Why did China pull The Da Vinci Code?
Like the plot of the controversial film and the bestselling novel on which the film is based, Beijing's unprecedented decision to command Chinese cinemas to stop showing the American blockbuster is more than mysterious. It's baffling.
Nobody believes the official explanation--to make way for domestic films. The Da Vinci Code was given the widest-ever release of a foreign film in China; and it was well on its way to becoming one of the biggest box office hits in the country's history.
No, observers say, there must be other explanations for why the government withdrew The Da Vinci Code after approving its distribution--the first time this has happened to a foreign film.
They're right: there are other reasons, of which, the least important is a wilingness to placate the Vatican, which strongly objects to the film's by now well known premise that there exists a centuries-old secret society, called the Priory of Sion, which is dedicated to safeguarding Christ's sacred bloodline. Relations between Beijing and the Holy See are chilly, and efforts to restore formal diplomatic ties, which were cut in 1951, have been seriously set back by China's determination to tighten its control over the state-sanctioned Catholic church that claims some four million followers. (Millions of Chinese belong to an underground church that the government regards as subversive. In all, there are approximately 20 million Christians in China, out of a total population of 1.3 billion people.)
Ironically, our correspondent reports, it is not China's Christians that Beijing had in mind when it pulled the plug on The Da Vinci Code, but its Muslims. China does not want to risk setting in motion a chain of events that could lead to real or perceived insults to Islam and its prophet Muhammad.
Beijing's decision was influenced by its longtime ally Pakistan, which last Saturday also banned The Da Vinci Code--both the film and the book--as "blasphemous," even though Christians only make up three percent of Pakistan's 150 million people. Islamist organizations, which opposed allowing the film to be distributed in Pakistan, constitute a serious threat to stability; and authorities are keenly aware that "a blasphemous film about Jesus today could be followed by a blasphemous film--or cartoon--about Mohammed tomorrow," as an analyst familiar with Pakistan's political picture puts it.

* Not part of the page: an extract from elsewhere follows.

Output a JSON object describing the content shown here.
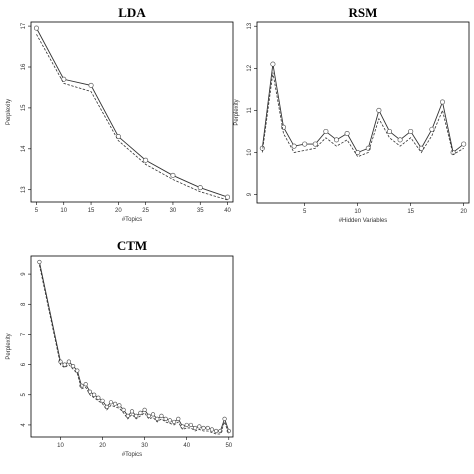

"Better to ban everything before something spins out of control," he says, recalling that a 1993 cartoon ridiculing Muslims led to an uprising in China's northwestern Xinjiang autonomous region. Paramilitary police had to be called in to storm an occupied mosque.

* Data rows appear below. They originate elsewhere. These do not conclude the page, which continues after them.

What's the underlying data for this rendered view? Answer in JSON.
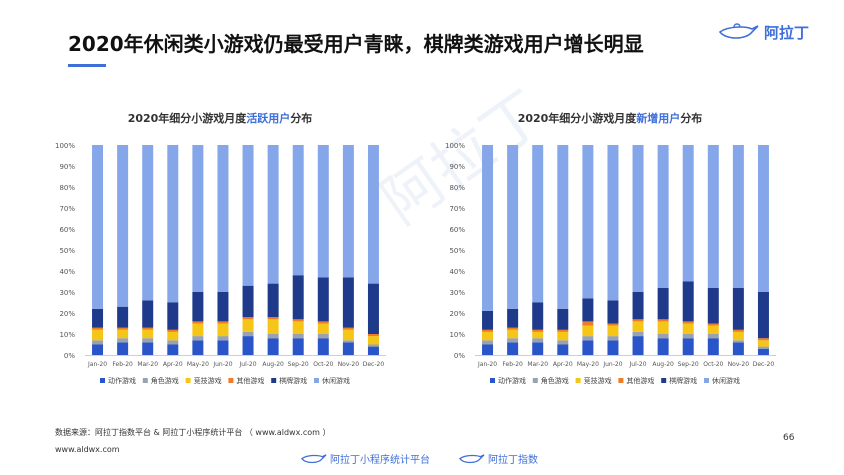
{
  "page": {
    "title": "2020年休闲类小游戏仍最受用户青睐，棋牌类游戏用户增长明显",
    "brand": "阿拉丁",
    "source": "数据来源：阿拉丁指数平台 & 阿拉丁小程序统计平台 （ www.aldwx.com ）",
    "website": "www.aldwx.com",
    "page_number": "66",
    "footer_logo_1": "阿拉丁小程序统计平台",
    "footer_logo_2": "阿拉丁指数",
    "watermark": "阿拉丁",
    "colors": {
      "accent": "#3f6fd8",
      "action": "#2a55c9",
      "role": "#9aa3ad",
      "sports": "#f5c518",
      "other": "#ee7d2b",
      "board": "#1f3a8a",
      "casual": "#86a6ea"
    }
  },
  "chart_data": [
    {
      "type": "bar",
      "stacked": true,
      "title_prefix": "2020年细分小游戏月度",
      "title_highlight": "活跃用户",
      "title_suffix": "分布",
      "categories": [
        "Jan-20",
        "Feb-20",
        "Mar-20",
        "Apr-20",
        "May-20",
        "Jun-20",
        "Jul-20",
        "Aug-20",
        "Sep-20",
        "Oct-20",
        "Nov-20",
        "Dec-20"
      ],
      "ylim": [
        0,
        100
      ],
      "yticks": [
        "0%",
        "10%",
        "20%",
        "30%",
        "40%",
        "50%",
        "60%",
        "70%",
        "80%",
        "90%",
        "100%"
      ],
      "legend_position": "bottom",
      "series": [
        {
          "name": "动作游戏",
          "values": [
            5,
            6,
            6,
            5,
            7,
            7,
            9,
            8,
            8,
            8,
            6,
            4
          ]
        },
        {
          "name": "角色游戏",
          "values": [
            2,
            2,
            2,
            2,
            2,
            2,
            2,
            2,
            2,
            2,
            1,
            1
          ]
        },
        {
          "name": "竞技游戏",
          "values": [
            5,
            4,
            4,
            4,
            6,
            6,
            6,
            7,
            6,
            5,
            5,
            4
          ]
        },
        {
          "name": "其他游戏",
          "values": [
            1,
            1,
            1,
            1,
            1,
            1,
            1,
            1,
            1,
            1,
            1,
            1
          ]
        },
        {
          "name": "棋牌游戏",
          "values": [
            9,
            10,
            13,
            13,
            14,
            14,
            15,
            16,
            21,
            21,
            24,
            24
          ]
        },
        {
          "name": "休闲游戏",
          "values": [
            78,
            77,
            74,
            75,
            70,
            70,
            67,
            66,
            62,
            63,
            63,
            66
          ]
        }
      ]
    },
    {
      "type": "bar",
      "stacked": true,
      "title_prefix": "2020年细分小游戏月度",
      "title_highlight": "新增用户",
      "title_suffix": "分布",
      "categories": [
        "Jan-20",
        "Feb-20",
        "Mar-20",
        "Apr-20",
        "May-20",
        "Jun-20",
        "Jul-20",
        "Aug-20",
        "Sep-20",
        "Oct-20",
        "Nov-20",
        "Dec-20"
      ],
      "ylim": [
        0,
        100
      ],
      "yticks": [
        "0%",
        "10%",
        "20%",
        "30%",
        "40%",
        "50%",
        "60%",
        "70%",
        "80%",
        "90%",
        "100%"
      ],
      "legend_position": "bottom",
      "series": [
        {
          "name": "动作游戏",
          "values": [
            5,
            6,
            6,
            5,
            7,
            7,
            9,
            8,
            8,
            8,
            6,
            3
          ]
        },
        {
          "name": "角色游戏",
          "values": [
            2,
            2,
            2,
            2,
            2,
            2,
            2,
            2,
            2,
            2,
            1,
            1
          ]
        },
        {
          "name": "竞技游戏",
          "values": [
            4,
            4,
            3,
            4,
            5,
            5,
            5,
            6,
            5,
            4,
            4,
            3
          ]
        },
        {
          "name": "其他游戏",
          "values": [
            1,
            1,
            1,
            1,
            2,
            1,
            1,
            1,
            1,
            1,
            1,
            1
          ]
        },
        {
          "name": "棋牌游戏",
          "values": [
            9,
            9,
            13,
            10,
            11,
            11,
            13,
            15,
            19,
            17,
            20,
            22
          ]
        },
        {
          "name": "休闲游戏",
          "values": [
            79,
            78,
            75,
            78,
            73,
            74,
            70,
            68,
            65,
            68,
            68,
            70
          ]
        }
      ]
    }
  ]
}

There are between 20 million and 100 million Muslims in China--estimates vary widely--including a significant segment that is increasingly influenced by fundamentalist and Islamist teachings. In predominantly Muslim Xinjiang, authorities are engaged in a bloody struggle with separatists and religious and ethnic activists.

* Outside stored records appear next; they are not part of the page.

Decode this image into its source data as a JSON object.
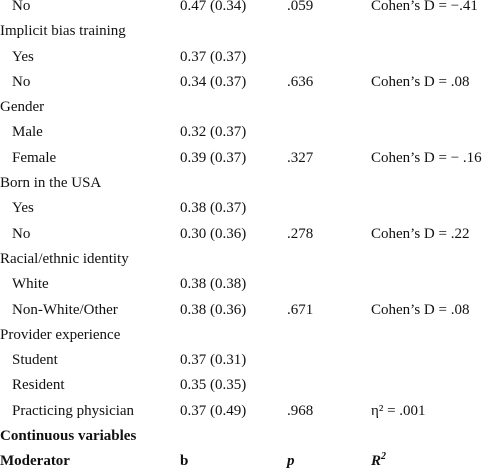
{
  "rows": [
    {
      "label": "No",
      "indent": true,
      "b": "0.47 (0.34)",
      "p": ".059",
      "effect": "Cohen’s D = −.41"
    },
    {
      "label": "Implicit bias training",
      "indent": false,
      "b": "",
      "p": "",
      "effect": ""
    },
    {
      "label": "Yes",
      "indent": true,
      "b": "0.37 (0.37)",
      "p": "",
      "effect": ""
    },
    {
      "label": "No",
      "indent": true,
      "b": "0.34 (0.37)",
      "p": ".636",
      "effect": "Cohen’s D = .08"
    },
    {
      "label": "Gender",
      "indent": false,
      "b": "",
      "p": "",
      "effect": ""
    },
    {
      "label": "Male",
      "indent": true,
      "b": "0.32 (0.37)",
      "p": "",
      "effect": ""
    },
    {
      "label": "Female",
      "indent": true,
      "b": "0.39 (0.37)",
      "p": ".327",
      "effect": "Cohen’s D = − .16"
    },
    {
      "label": "Born in the USA",
      "indent": false,
      "b": "",
      "p": "",
      "effect": ""
    },
    {
      "label": "Yes",
      "indent": true,
      "b": "0.38 (0.37)",
      "p": "",
      "effect": ""
    },
    {
      "label": "No",
      "indent": true,
      "b": "0.30 (0.36)",
      "p": ".278",
      "effect": "Cohen’s D = .22"
    },
    {
      "label": "Racial/ethnic identity",
      "indent": false,
      "b": "",
      "p": "",
      "effect": ""
    },
    {
      "label": "White",
      "indent": true,
      "b": "0.38 (0.38)",
      "p": "",
      "effect": ""
    },
    {
      "label": "Non-White/Other",
      "indent": true,
      "b": "0.38 (0.36)",
      "p": ".671",
      "effect": "Cohen’s D = .08"
    },
    {
      "label": "Provider experience",
      "indent": false,
      "b": "",
      "p": "",
      "effect": ""
    },
    {
      "label": "Student",
      "indent": true,
      "b": "0.37 (0.31)",
      "p": "",
      "effect": ""
    },
    {
      "label": "Resident",
      "indent": true,
      "b": "0.35 (0.35)",
      "p": "",
      "effect": ""
    },
    {
      "label": "Practicing physician",
      "indent": true,
      "b": "0.37 (0.49)",
      "p": ".968",
      "effect": "η² = .001"
    }
  ],
  "section": {
    "label": "Continuous variables"
  },
  "header": {
    "moderator": "Moderator",
    "b": "b",
    "p": "p",
    "r": "R",
    "r_sup": "2"
  }
}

Setting aside the potential for religious unrest, there is another possible explanation for Beijing's move against The Da Vinci Code. China's ruling Communist Party is only comfortable with conspiracy theories of its own making--for example, that the United States created SARS as part of an effort to contain China's rise. Government-run rumor mills regularly use the censored, filtered Internet to test and promote conspiracy theories in order to explain anything bad that happens in China.
The ideas in The Da Vinci Code are way beyond Beijing's control; in fact, they have taken on a life of their own. A worldwide publishing phenomenon, the novel has spawned a series of successful nonfiction books and television programs about the sacred bloodline theory, including at least one volume, The Sion Revelation, which argues that the Priory of Sion was a hoax created by a secular secret society to divert attention from its sinister plans for world domination. The supposed achievements of this powerful, international group, known as "synarchists," include installing Charles de Gaulle as president of France and the step-by-step formation of a "United States of Europe," more commonly known as the European Union.
None of which has anything whatsoever to do with China ... except ... possibly ... for our recent report about a Hollywood producer's efforts to pitch a feature film that somehow connects synarchy with China's capitalist embrace and economic expansion. The screenplay's story line is said to revolve around an Ivy League professor-blogger who unearths an international conspiracy to orchestrate a Chinese economic crash in order to first destroy and then rebuild the global financial system. And the hero reportedly bears a striking resemblance to the actor Richard Gere, whose activism on behalf of Tibet has earned him prominent placement on China's celebrity enemies list.
Could this story have made the difference? Could an article in our little blog--which is blocked on the mainland--have come to the attention of the powers that be in Beijing and prompted them to also ban The Da Vinci Code?
The idea is absurd, of course, ridiculous, preposterous....
We'll start writing the novel tomorrow.